A chemistry‐climate model study of past changes in the Brewer‐Dobson circulation

Abstract Model simulations indicate an acceleration of the Brewer‐Dobson circulation (BDC) in the past with a direct impact on the exchange of air masses between the troposphere and the stratosphere. However, most observational data sets do not confirm the model results. Bönisch et al. (2011) and Ray et al. (2010) indicate a strengthening of the BDC in its shallow branch and a weakening in its deep branch. In contrast, balloon‐borne measurements and Michelson Interferometer for Passive Atmospheric Sounding satellite observations show no significant acceleration of the BDC at Northern Hemisphere (NH) midlatitudes. In our study, the change of the BDC in the recent past is analyzed from simulations with the chemistry‐climate model ECHAM/MESSy Atmospheric Chemistry. As the sign of change considerably depends on the underlying forcings, namely, changes in concentrations of greenhouse gases (GHGs) and ozone‐depleting substances (ODSs), as well as their interactions, we separate their contributions by using sensitivity simulations.
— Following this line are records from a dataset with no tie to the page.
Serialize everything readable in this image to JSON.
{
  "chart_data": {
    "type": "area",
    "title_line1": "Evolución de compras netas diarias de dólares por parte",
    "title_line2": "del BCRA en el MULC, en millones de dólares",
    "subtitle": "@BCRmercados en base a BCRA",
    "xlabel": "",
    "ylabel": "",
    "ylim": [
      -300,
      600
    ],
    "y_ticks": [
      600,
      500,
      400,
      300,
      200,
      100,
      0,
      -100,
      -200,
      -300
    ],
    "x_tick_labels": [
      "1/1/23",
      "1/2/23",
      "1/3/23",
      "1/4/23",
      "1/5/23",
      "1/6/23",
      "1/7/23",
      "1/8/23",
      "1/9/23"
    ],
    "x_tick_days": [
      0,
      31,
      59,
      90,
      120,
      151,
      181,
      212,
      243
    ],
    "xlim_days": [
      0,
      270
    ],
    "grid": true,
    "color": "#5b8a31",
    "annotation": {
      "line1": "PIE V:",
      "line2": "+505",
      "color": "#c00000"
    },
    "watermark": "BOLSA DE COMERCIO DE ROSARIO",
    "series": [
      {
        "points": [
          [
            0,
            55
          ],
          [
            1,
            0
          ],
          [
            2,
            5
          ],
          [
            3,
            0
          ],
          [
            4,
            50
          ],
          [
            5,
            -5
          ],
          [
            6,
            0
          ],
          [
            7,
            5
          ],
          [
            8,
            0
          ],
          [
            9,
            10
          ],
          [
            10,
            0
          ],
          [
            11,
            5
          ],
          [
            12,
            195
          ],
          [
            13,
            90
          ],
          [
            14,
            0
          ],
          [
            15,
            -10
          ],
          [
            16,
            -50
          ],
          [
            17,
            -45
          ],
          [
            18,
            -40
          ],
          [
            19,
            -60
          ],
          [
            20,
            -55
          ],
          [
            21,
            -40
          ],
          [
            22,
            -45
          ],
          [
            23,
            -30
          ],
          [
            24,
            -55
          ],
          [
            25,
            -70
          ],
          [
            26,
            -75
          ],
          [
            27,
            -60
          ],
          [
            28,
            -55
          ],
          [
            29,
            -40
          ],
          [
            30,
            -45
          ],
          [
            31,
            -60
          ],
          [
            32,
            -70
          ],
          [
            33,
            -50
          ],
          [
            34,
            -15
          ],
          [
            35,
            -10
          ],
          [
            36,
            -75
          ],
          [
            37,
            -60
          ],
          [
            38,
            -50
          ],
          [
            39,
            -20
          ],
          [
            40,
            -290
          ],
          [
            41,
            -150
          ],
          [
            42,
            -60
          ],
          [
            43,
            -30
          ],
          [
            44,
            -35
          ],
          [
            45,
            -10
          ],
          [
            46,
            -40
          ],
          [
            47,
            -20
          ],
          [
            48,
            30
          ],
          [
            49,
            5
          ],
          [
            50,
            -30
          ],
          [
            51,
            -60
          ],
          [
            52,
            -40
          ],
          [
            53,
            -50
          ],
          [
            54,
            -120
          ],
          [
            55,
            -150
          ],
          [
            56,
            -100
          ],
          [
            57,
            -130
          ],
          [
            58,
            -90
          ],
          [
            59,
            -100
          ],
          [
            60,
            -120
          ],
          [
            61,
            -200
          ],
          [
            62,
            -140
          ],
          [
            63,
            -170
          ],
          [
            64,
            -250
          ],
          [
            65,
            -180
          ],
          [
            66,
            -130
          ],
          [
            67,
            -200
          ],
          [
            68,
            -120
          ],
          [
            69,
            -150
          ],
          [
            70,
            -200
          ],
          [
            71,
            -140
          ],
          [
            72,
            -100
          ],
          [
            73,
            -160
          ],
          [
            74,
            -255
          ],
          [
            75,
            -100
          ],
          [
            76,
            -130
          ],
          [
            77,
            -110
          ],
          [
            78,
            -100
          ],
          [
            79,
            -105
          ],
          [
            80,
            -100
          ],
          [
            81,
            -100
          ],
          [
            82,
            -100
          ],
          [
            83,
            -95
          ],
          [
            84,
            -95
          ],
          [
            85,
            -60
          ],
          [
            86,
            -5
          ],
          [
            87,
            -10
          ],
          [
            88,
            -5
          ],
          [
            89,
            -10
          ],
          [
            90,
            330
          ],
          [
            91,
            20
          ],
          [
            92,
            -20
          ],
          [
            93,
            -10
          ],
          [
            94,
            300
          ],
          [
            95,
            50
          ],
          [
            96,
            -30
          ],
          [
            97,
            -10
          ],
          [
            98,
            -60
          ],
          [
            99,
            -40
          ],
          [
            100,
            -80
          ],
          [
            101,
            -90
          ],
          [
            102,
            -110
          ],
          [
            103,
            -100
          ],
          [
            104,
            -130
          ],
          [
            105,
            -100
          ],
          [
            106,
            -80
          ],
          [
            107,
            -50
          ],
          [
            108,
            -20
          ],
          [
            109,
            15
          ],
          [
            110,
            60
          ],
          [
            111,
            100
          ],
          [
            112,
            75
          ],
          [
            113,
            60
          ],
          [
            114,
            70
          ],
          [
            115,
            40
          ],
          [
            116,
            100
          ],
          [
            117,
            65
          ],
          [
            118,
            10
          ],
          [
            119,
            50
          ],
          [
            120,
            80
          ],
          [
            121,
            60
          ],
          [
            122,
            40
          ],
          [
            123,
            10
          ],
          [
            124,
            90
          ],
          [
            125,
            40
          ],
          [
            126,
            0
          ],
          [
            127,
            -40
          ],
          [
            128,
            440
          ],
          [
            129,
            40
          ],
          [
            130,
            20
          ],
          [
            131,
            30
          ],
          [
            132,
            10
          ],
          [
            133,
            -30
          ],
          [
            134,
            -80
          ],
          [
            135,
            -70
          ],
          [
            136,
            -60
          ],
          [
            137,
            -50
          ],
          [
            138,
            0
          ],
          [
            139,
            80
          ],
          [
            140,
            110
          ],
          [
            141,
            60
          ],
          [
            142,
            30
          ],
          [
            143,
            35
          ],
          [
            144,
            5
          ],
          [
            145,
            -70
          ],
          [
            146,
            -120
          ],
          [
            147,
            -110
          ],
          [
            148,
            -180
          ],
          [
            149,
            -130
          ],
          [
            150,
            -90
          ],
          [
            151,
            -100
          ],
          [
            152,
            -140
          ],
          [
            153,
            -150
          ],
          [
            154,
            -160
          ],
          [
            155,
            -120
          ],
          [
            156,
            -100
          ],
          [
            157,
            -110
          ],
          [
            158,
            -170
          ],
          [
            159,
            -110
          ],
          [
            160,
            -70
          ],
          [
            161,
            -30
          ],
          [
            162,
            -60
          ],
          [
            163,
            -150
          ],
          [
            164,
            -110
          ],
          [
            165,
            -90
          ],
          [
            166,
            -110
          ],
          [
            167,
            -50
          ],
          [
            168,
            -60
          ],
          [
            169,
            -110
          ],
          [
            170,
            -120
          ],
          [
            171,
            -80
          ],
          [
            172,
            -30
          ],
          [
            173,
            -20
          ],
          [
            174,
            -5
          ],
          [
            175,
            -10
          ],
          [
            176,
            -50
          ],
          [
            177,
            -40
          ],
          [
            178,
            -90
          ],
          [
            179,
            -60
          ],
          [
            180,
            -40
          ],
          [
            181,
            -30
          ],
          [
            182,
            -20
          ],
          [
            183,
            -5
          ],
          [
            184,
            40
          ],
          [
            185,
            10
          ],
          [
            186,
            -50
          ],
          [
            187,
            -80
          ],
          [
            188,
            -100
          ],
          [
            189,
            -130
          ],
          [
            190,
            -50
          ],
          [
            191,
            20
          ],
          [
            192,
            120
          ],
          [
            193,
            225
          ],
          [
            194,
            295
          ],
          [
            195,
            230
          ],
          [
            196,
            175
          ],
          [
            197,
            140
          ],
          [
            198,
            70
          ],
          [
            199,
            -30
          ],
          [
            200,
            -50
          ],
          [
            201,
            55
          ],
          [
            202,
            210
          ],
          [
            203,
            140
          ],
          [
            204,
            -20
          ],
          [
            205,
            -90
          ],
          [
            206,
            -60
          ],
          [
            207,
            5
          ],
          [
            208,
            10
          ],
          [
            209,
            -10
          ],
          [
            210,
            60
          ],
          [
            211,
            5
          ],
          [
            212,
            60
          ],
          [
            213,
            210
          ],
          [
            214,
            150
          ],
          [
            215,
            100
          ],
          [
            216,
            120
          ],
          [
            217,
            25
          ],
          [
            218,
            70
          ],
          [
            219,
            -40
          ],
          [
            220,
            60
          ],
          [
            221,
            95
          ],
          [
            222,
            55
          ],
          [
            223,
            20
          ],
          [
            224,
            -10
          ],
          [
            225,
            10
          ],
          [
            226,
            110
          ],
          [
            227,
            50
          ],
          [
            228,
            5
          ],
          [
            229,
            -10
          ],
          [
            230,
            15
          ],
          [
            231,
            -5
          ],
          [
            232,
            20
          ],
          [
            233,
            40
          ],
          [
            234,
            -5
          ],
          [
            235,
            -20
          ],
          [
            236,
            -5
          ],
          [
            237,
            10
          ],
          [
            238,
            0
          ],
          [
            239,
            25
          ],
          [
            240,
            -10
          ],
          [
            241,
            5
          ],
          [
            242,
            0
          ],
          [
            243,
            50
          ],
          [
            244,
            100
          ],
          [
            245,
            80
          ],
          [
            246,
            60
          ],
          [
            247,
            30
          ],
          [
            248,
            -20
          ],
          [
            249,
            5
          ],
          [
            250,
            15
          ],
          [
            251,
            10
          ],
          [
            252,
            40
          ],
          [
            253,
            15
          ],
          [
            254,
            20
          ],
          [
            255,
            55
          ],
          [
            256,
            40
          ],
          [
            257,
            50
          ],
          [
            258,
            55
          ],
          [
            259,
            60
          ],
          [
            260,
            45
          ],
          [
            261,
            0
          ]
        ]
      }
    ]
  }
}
The changes in tropical upward mass flux indicate a strengthening of the BDC between 1960 and 2000 in NH winter season in the lower and a weakening in the upper stratosphere with a change in sign at 10 hPa. While the lower stratospheric increase of about 2%/decade is caused by equal contributions from rising GHGs and ODSs, rising ODS concentrations counteract the GHG effect in the middle and upper stratosphere with a total decrease of about 0.5%/decade. Changes in mean age of air show a decrease of about 0.13 yr/decade in the lower and middle stratosphere and a slight increase in the Arctic upper stratosphere and lower mesosphere, which is induced by interactions between the forcings.